Where Guzzle really earns its place is in concurrent requests. Instead of scraping pages one at a time, you can fire off multiple requests simultaneously using promises:

<?php
require 'vendor/autoload.php';
use GuzzleHttp\Client;          // Add this use statement
use GuzzleHttp\Promise\Utils;
$client = new Client([
  'timeout' => 30,
  'headers' => [
      'User-Agent' => 'Mozilla/5.0 (Windows NT 10.0; Win64; x64) AppleWebKit/537.36',
  ],
]);
$promises = [];
for ($i = 1; $i <= 10; $i++) {
  // Now $client is defined and getAsync() will work
  $promises["page_{$i}"] = $client->getAsync("https://scrapeme.live/shop/page/{$i}/");
}
// 2. Wait for all requests to finish concurrently
$results = Utils::settle($promises)->wait();
foreach ($results as $key => $result) {
  if ($result['state'] === 'fulfilled') {
      $response = $result['value'];
      $html = (string) $response->getBody();
      echo "Successfully fetched $key (" . strlen($html) . " bytes)\n";
      //echo $html;
  } else {
      echo "Failed to fetch $key: " . $result['reason']->getMessage() . "\n";
  }
}

Guzzle also offers a middleware system that lets you intercept and modify requests or responses – useful for adding retry logic, logging, or injecting headers globally.

Symfony HttpClient

If you're already in the Symfony ecosystem, the HttpClient component works beautifully as a standalone package.

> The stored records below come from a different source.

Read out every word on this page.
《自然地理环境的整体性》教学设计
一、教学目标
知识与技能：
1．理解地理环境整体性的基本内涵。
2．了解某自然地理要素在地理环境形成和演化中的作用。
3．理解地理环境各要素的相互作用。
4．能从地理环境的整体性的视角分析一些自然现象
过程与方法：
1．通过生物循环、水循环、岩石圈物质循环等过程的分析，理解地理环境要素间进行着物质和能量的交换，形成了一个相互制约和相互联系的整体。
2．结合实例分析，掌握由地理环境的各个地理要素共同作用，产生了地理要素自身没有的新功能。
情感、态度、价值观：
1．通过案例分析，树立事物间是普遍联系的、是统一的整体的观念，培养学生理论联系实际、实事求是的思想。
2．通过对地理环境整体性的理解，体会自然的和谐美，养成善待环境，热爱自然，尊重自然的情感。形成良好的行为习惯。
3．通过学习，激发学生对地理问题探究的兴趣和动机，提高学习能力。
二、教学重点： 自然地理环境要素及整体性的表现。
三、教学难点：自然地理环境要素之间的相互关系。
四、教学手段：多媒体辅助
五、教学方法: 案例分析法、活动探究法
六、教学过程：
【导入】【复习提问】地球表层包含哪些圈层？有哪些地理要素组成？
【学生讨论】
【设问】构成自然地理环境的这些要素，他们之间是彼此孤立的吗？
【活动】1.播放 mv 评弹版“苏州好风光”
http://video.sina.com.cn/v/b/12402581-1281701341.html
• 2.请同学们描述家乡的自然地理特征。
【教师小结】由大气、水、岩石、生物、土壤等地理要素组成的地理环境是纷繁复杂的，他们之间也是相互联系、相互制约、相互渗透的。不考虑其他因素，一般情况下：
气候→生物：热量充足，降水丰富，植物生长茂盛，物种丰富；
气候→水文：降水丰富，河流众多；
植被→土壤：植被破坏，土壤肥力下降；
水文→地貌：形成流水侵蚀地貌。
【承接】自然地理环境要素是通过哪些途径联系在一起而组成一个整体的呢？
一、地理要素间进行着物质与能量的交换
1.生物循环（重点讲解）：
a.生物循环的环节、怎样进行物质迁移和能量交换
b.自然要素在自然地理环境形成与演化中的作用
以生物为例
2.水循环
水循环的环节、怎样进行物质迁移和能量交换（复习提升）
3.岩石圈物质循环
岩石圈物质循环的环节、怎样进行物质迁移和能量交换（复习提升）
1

In case you don't have it yet, install it with:

composer require symfony/http-client

Then, write the code:

<?php
require 'vendor/autoload.php';
use Symfony\Component\HttpClient\HttpClient;
$client = HttpClient::create([
    'headers' => [
        'User-Agent' => 'Mozilla/5.0 (Windows NT 10.0; Win64; x64) AppleWebKit/537.36',
    ],
]);
$response = $client->request('GET', 'https://example.com');
$html     = $response->getContent();
print_r($html);

Symfony HttpClient has excellent async support and handles streaming responses well – handy when you're downloading large pages or files.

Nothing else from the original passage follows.